Koch’s and Pasteur’s discoveries complement each other perfectly but personally they were arch-enemies. For much of their careers, they fired off at each other vicious patriotic claims for their own discoveries, mirroring the Franco-German political disputes of the time.4Koch, younger by twenty years, suggested that Pasteur could not obtain microbes as pure as he could, and that Pasteur’s experiments were usually meaningless. At a meeting in Geneva in 1882, Pasteur, by then aged sixty, directed a barbed observation at Koch, who was seated in the front row. Describing his latest experiments with chicken cholera, which showed that the disease-causing bacteria could be attenuated and used as a vaccine, Pasteur then noted, ‘However blazingly clear the demonstrated truth, it has not always had the privilege of being easily accepted.’ Just to make absolutely clear who he was talking about, he continued: ‘Dr Koch, who finds nothing remarkable in this experiment . . . does not believe that I operated as I said I did, with eighty chickens . . . because that would have cost too much money.’ Sitting with his students, Koch listened unmoved to Pasteur’s nationalist punchline: ‘But in view of establishing this great fact . . . my government allowed me not to worry about the expense.’5
The following year, an editorial in the Boston Medical and Surgical Journal wrote about the debacle with a timeless wisdom that can be transposed to any number of disputes:
It is to be regretted that abstract questions of scientific truth or error cannot be divorced from the personalities of discoverers and wrangling over priority, and that such anger should possess celestial minds. The expanse of the unknown is broad enough for all voyagers to pursue their way without collision.6
But perhaps these words are naive. Pioneers in science, or anything else, must be strong-willed enough to travel in a new direction and thick-skinned enough to withstand criticism from guardians of the prevailing dogma. A level of inner confidence that gets very close to arrogance is often of benefit to any trailblazer; self-belief is as critical as talent.

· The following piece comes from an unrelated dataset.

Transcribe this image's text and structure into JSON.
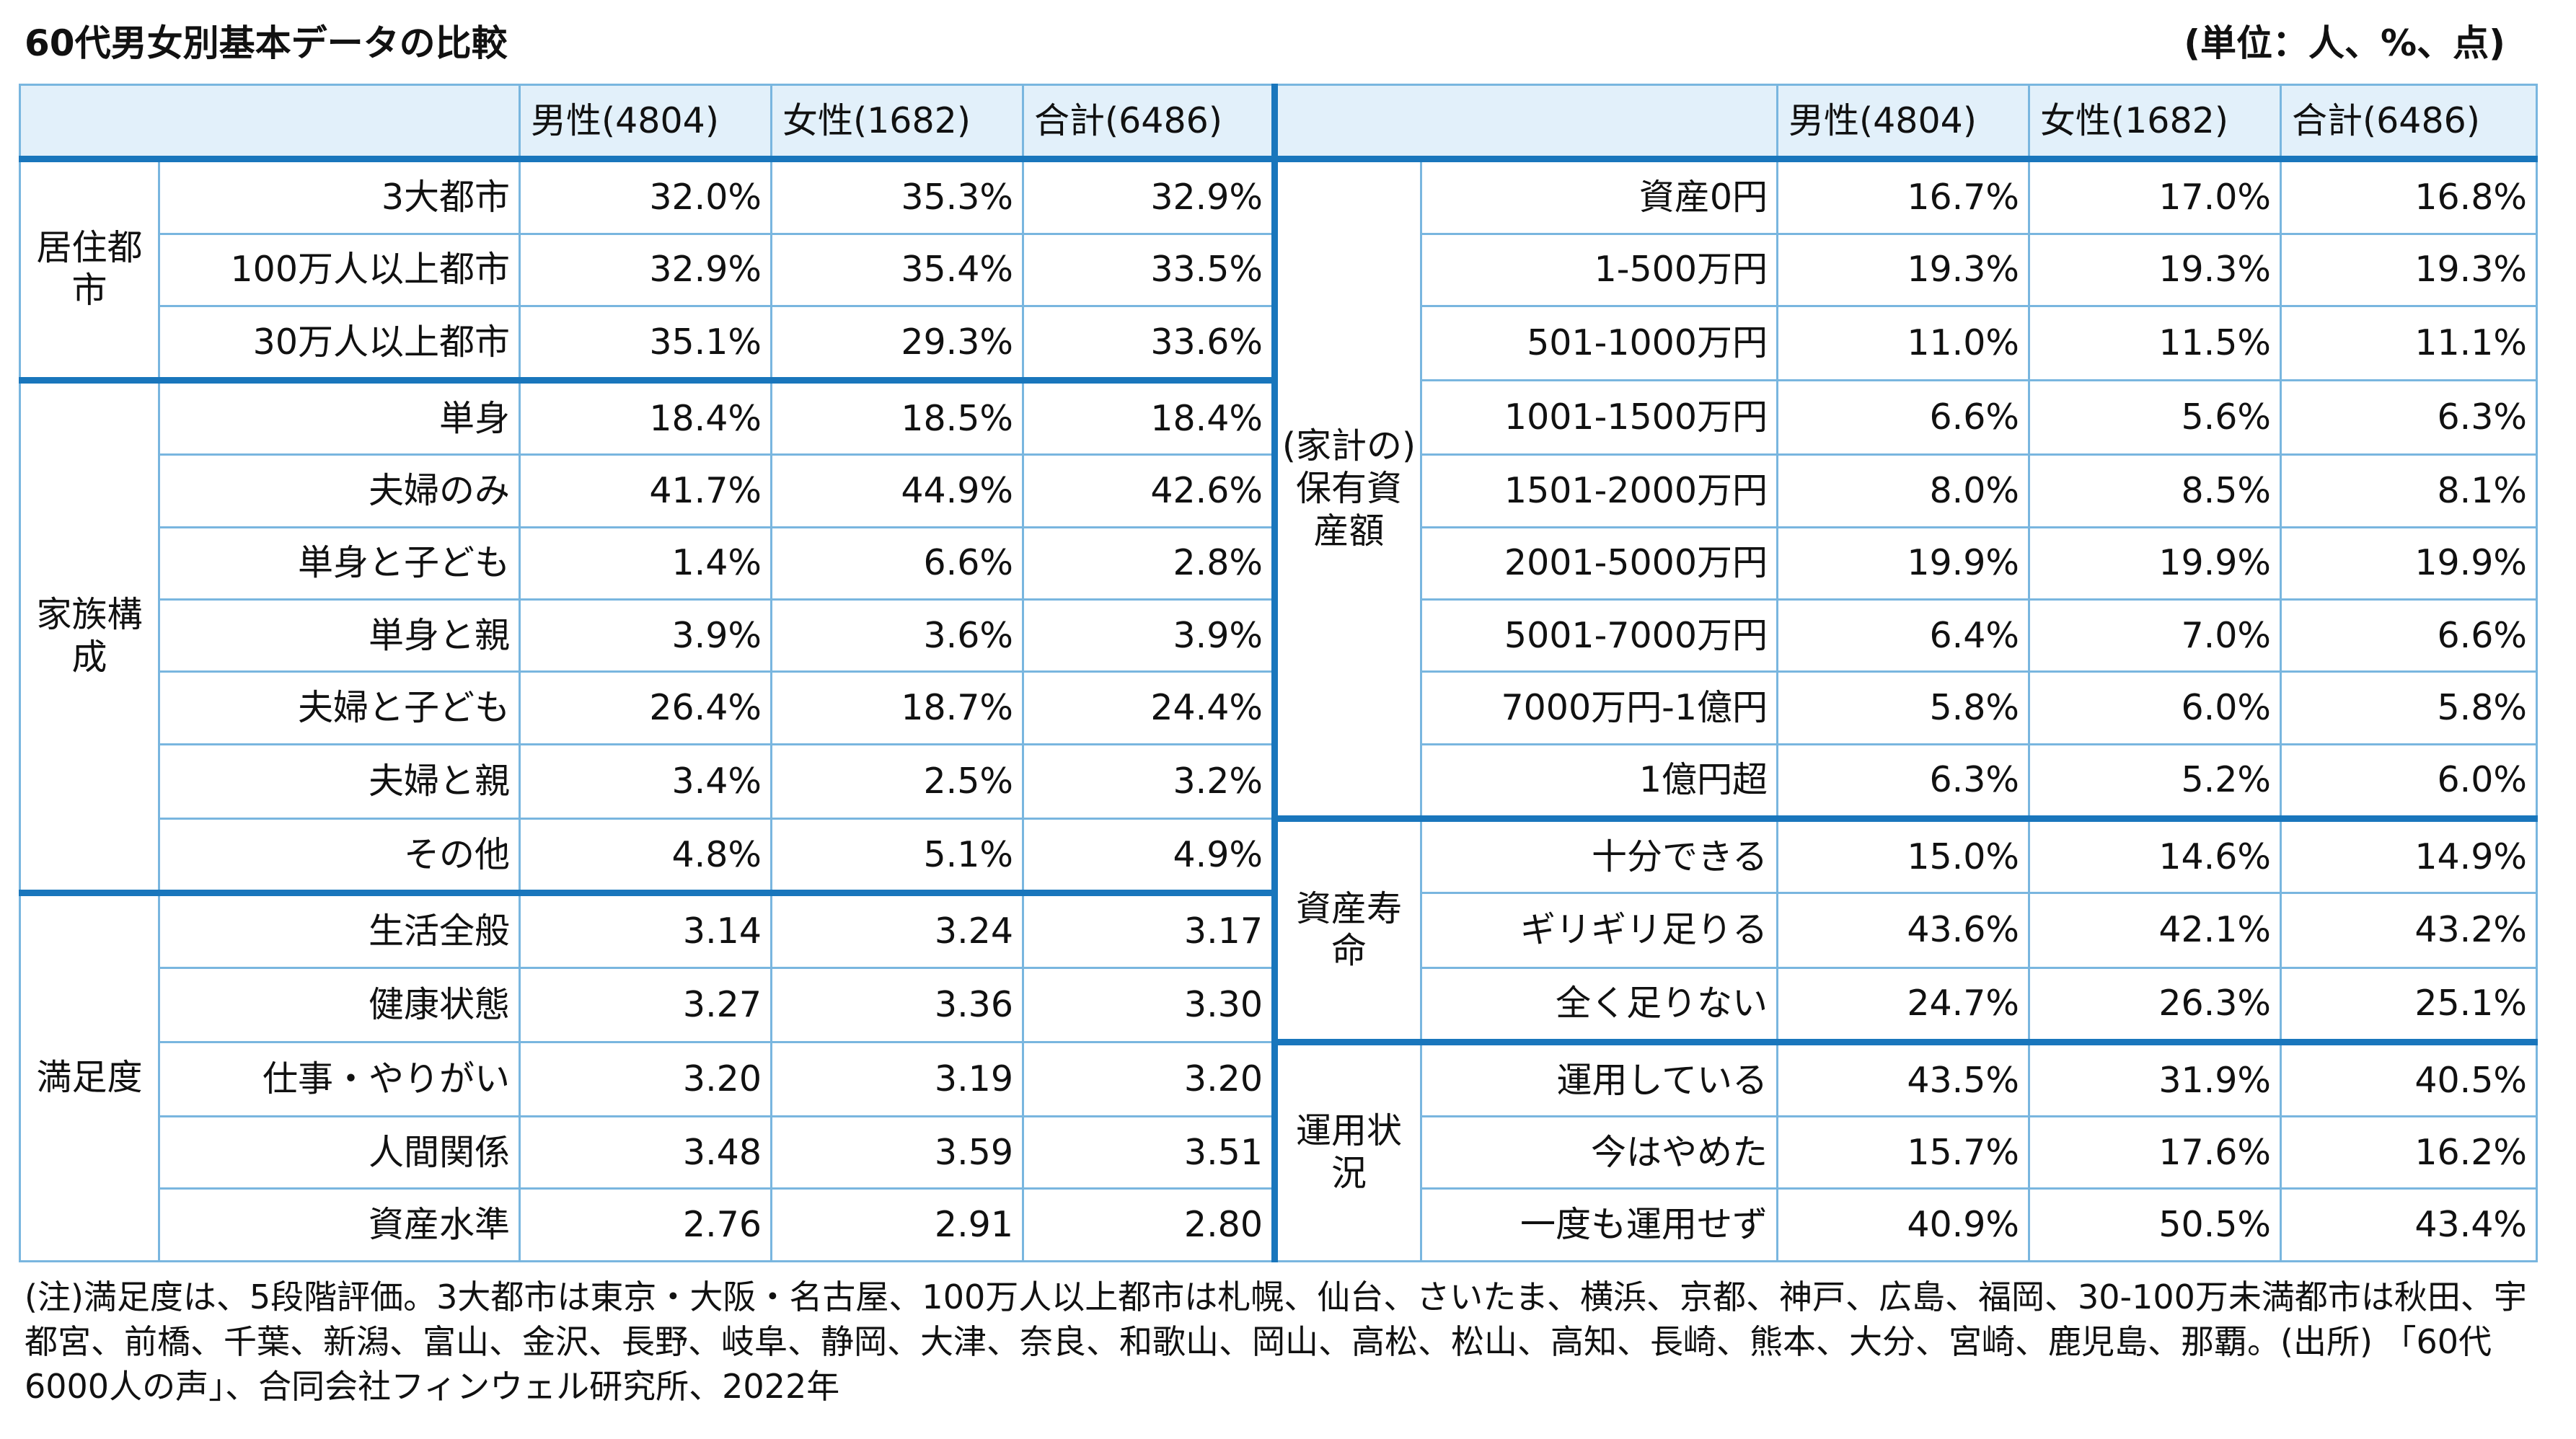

To relate to this kind of almost stereotyped conflict between scientists it’s important to remember that, while artists are able to delight in their individual output being individual, scientists never really produce anything unique. They can only be first in uncovering information that otherwise would have been discovered by somebody else later. In the end both Pasteur and Koch, as well as many others, contributed to the discovery that germs cause disease. Koch won the Nobel Prize in 1905, but Pasteur had died six years before the first Nobel Prizes were awarded. Both have major institutes named after them today.
The concept of germs is so deeply implanted in us today that it takes effort to appreciate that the idea that so small a thing could be so harmful was initially thought ridiculous. It had to be explicitly proven that disease was not caused by the wrath of evil spirits, or an imbalance of black bile, yellow bile, phlegm and blood, or a poisonous vapour from decaying matter (as in the so-called miasma theory of the Middle Ages). Distinct diseases do have different origins, but many are caused by minuscule microbes, and realizing this is undoubtedly one of the greatest triumphs of the second millennium.